Она потерлась порозовевшей от ходьбы щечкой о шершавую материю моего пиджака и, глядя остановившимися глазами на невозмутимую гладь реки, спросила:
– Скажи, неужели Ватикан никак не реагирует на эксцессы большевиков?..
Я испуганно отодвинулся от нее и поглядел на этот розовый ротик с будто чуть-чуть припухшей верхней губкой, посмотрел на этот ротик, откуда только что спокойно вылетела эта чудовищная по своей деловитости фраза, и переспросил:
– Чего, чего?
Она повторила.
Я тихо обнял ее за плечи, поцеловал в голову и прошептал на ухо:
– Не надо, голубчик, об этом говорить, хорошо? Скажи лучше стихи, что обещала.
– Ах, стихи! Я и забыла. О Максе:
Максик вечно ноет,
Максик рук не моет,
У грязнухи Макса
Руки, точно вакса.
Волосы, как швабра,
Чешет их не храбро…
Правда, комичные стишки? Я их в старом «Задушевном Слове» прочитала.
– Здорово сработано. Ты их маме-то читала?
– Ну, знаешь, маме не до того. Прихварывает все.
– Что ж с ней такое?
– Малокровие. Ты знаешь, она целый год при большевиках в Петербурге прожила. Вот и получила. Жиров не было, потом эти… азотистые вещества тоже в организм не… этого… не входили. Ну, одним словом, коммунистический рай.
– Бедный ты ребенок, – уныло прошептал я, приглаживая ей волосы.
– Еще бы же не бедный. Когда бежали из Петербурга, я в вагоне кроватку куклиную потеряла, да медведь пищать перестал. Не знаешь, отчего это он мог перестать пищать?

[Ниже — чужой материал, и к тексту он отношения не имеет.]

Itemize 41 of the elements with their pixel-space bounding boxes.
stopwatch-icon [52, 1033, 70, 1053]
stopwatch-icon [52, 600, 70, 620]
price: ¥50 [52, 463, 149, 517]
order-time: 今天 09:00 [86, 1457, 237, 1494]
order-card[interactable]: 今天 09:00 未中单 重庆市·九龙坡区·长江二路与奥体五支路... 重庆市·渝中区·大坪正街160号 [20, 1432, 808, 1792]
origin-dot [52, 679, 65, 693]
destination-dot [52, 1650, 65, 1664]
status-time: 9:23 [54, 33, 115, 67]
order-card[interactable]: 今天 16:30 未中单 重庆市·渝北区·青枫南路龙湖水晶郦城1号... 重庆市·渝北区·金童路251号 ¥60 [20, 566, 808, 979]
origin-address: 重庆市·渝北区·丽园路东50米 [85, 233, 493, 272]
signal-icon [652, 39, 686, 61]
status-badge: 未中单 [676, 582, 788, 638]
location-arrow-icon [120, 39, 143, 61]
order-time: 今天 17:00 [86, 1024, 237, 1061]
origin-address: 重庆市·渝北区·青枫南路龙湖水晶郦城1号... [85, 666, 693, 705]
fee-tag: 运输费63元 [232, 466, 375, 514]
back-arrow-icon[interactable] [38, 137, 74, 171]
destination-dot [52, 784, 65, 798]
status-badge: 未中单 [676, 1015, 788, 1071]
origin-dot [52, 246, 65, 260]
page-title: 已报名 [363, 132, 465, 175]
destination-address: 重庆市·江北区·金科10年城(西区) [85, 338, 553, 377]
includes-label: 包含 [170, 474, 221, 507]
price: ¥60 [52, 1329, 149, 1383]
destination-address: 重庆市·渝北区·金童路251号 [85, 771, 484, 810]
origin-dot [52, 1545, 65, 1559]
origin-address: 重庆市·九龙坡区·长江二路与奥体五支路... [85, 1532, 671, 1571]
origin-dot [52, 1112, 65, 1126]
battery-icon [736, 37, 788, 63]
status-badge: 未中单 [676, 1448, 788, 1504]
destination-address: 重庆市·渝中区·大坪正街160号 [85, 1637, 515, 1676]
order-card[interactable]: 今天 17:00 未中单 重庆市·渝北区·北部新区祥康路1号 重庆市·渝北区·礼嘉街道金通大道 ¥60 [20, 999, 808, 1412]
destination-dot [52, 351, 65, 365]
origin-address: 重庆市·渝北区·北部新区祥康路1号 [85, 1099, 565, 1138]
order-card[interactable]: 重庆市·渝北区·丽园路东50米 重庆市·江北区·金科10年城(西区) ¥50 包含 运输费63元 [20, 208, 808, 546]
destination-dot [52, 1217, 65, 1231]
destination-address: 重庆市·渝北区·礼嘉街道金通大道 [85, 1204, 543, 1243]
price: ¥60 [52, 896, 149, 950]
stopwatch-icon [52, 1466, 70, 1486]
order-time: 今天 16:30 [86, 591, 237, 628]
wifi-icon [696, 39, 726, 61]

– Очевидно, азотистых веществ ему не хватило. Или просто саботаж.
– Ну ты прямо-таки прекомичный! На мою резиновую собачку похож. А ты можешь нижней губой до носа достать?
– Где там! Всю жизнь мечтал об этом – не удается.
– А знаешь, у меня одна знакомая девочка достает; очень комично.
С противоположного берега дунуло ветерком, и стрельба сразу сделалась слышней.
– Вишь ты, как пулеметы работают, – сказал я, прислушиваясь.
– Что ты, братец, какой же это пулемет? Пулемет чаще тарахтит. Знаешь, совсем как швейная машина щелкает. А это просто пачками стреляют. Вишь ты: очередями жарят.
Ба-бах!
– Ого, – вздрогнул я, – шрапнелью ахнули.